Yeah good Q on unit tests, there are bench marks and happy path tests etc - but really the permutations make it really hard as it is fundamentally fuzzy to compare that something is better than others (not that people don't try with benchmarks for text generation models) - I think it will take time. For now its heavily qualitative at least for me.
if you have ollama installed already - you can take that Modelfile and push your own variant of the template to tweak the model a bit, but likely would effectively be overfitting to your environment.
I'll continue trying a few approaches as new ways come out to try things. I think however 7b models won't ever work - we have to at least be 14B or above at this time?
ok given this a try: https://www.npmjs.com/package/deepseek-reasoner-mcp - that combined with default model for ollama, can both work together (and r1 doesn't have to do tool calling) - can run locally.
I tried using deepseek-r1-goose-14b, which should have tools integrated.
It manages to trigger them, e.g. if I ask to write a file to my home directory it correctly invokes the computercontroller, but that's pretty much it. It just proceeds to output a gargantuan amount of instructions but actually executes none of them.
I also don't understand why all Deepseek models keep outputting their
Anyone had any luck with this?
I tried using deepseek-r1-goose-14b, which should have tools integrated.

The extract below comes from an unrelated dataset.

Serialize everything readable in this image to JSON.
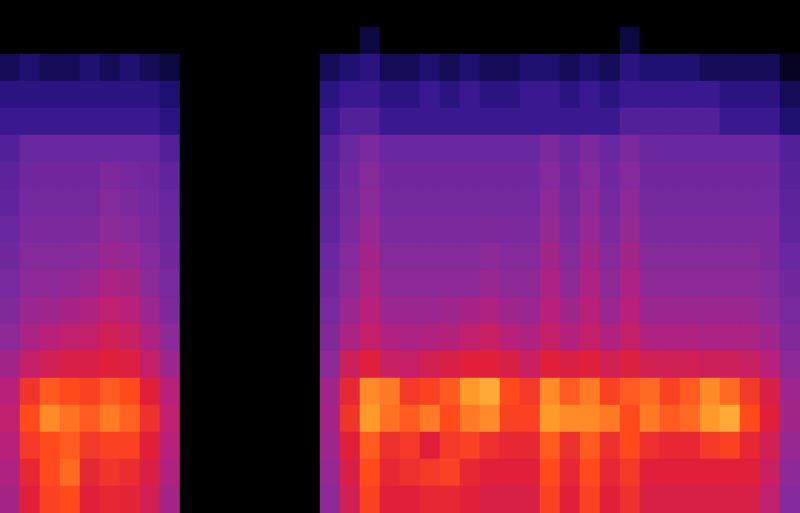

It manages to trigger them, e.g. if I ask to write a file to my home directory it correctly invokes the
computercontroller, but that's pretty much it. It just proceeds to output a gargantuan amount of instructions but actually executes none of them.I also don't understand why all Deepseek models keep outputting their prompts instead of just the final output.
Anyone had any luck with this?
Do you think it's possible to use it with Browser Use instead of Goose?

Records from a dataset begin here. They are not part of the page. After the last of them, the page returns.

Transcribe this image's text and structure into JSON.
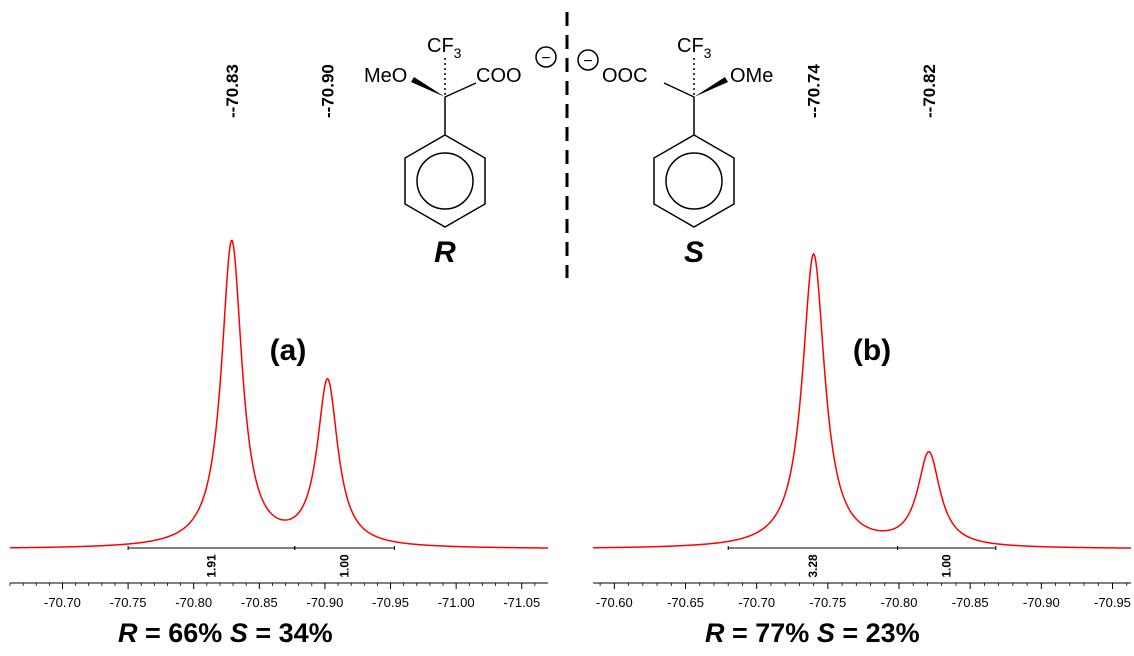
{
  "chart_data": [
    {
      "type": "line",
      "panel_label": "(a)",
      "x_reversed": true,
      "xlim": [
        -70.66,
        -71.07
      ],
      "x_ticks": [
        -70.7,
        -70.75,
        -70.8,
        -70.85,
        -70.9,
        -70.95,
        -71.0,
        -71.05
      ],
      "x_tick_labels": [
        "-70.70",
        "-70.75",
        "-70.80",
        "-70.85",
        "-70.90",
        "-70.95",
        "-71.00",
        "-71.05"
      ],
      "series": [
        {
          "color": "#ff0000",
          "peaks": [
            {
              "center": -70.829,
              "height": 1.0,
              "width": 0.0095
            },
            {
              "center": -70.902,
              "height": 0.54,
              "width": 0.0095
            }
          ]
        }
      ],
      "peak_labels": [
        {
          "x": -70.829,
          "label": "--70.83"
        },
        {
          "x": -70.902,
          "label": "--70.90"
        }
      ],
      "integrals": [
        {
          "from": -70.75,
          "to": -70.877,
          "value": "1.91"
        },
        {
          "from": -70.877,
          "to": -70.953,
          "value": "1.00"
        }
      ],
      "ratio": {
        "r_label": "R",
        "r_value": "= 66%",
        "s_label": "S",
        "s_value": "= 34%"
      }
    },
    {
      "type": "line",
      "panel_label": "(b)",
      "x_reversed": true,
      "xlim": [
        -70.585,
        -70.963
      ],
      "x_ticks": [
        -70.6,
        -70.65,
        -70.7,
        -70.75,
        -70.8,
        -70.85,
        -70.9,
        -70.95
      ],
      "x_tick_labels": [
        "-70.60",
        "-70.65",
        "-70.70",
        "-70.75",
        "-70.80",
        "-70.85",
        "-70.90",
        "-70.95"
      ],
      "series": [
        {
          "color": "#ff0000",
          "peaks": [
            {
              "center": -70.74,
              "height": 0.96,
              "width": 0.0095
            },
            {
              "center": -70.821,
              "height": 0.305,
              "width": 0.0095
            }
          ]
        }
      ],
      "peak_labels": [
        {
          "x": -70.74,
          "label": "--70.74"
        },
        {
          "x": -70.821,
          "label": "--70.82"
        }
      ],
      "integrals": [
        {
          "from": -70.68,
          "to": -70.799,
          "value": "3.28"
        },
        {
          "from": -70.799,
          "to": -70.868,
          "value": "1.00"
        }
      ],
      "ratio": {
        "r_label": "R",
        "r_value": "= 77%",
        "s_label": "S",
        "s_value": "= 23%"
      }
    }
  ],
  "structures": {
    "left": {
      "top_group": "CF",
      "top_sub": "3",
      "left_group": "MeO",
      "right_group": "COO",
      "charge": "−",
      "config": "R"
    },
    "right": {
      "top_group": "CF",
      "top_sub": "3",
      "left_group": "OOC",
      "right_group": "OMe",
      "charge": "−",
      "config": "S"
    }
  }
}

The way I see it, with deepseek-r1, a temperature around 0.6 is best for reasoning capacities, but a temperature this high is bad for json formatting, and therefore tool calling.

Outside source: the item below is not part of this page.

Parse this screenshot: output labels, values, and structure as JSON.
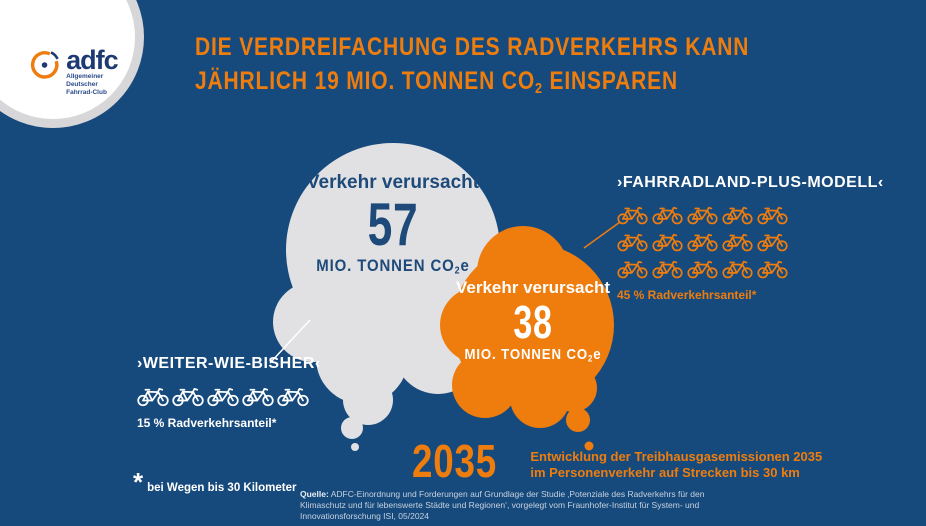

I think the temperature should be around 0.6 while the model is reasoning, and then, after the </ think > tag, it should drop down to 0.1 or even 0.0. I have no idea to do that in one call tho. If someone wants me to try this theory with two different calls at two different temperatures, I can try
Update: I don't really know how, but it's working now.
So, to sum it up, using deepseek-r1-goose-14b actually works with tool calling.
FYI - there are now several deepkseek-r1 models with tool support: https://ollama.com/search?c=tools&q=deepseek-r1 (caveat: had not tried any of them yet)
Yes i think this is working with several different versions now available with tool calling patches! We are separately working on improving performance with smaller open models that will also help here, but its a different enough topic that we'll track via another issue or PR.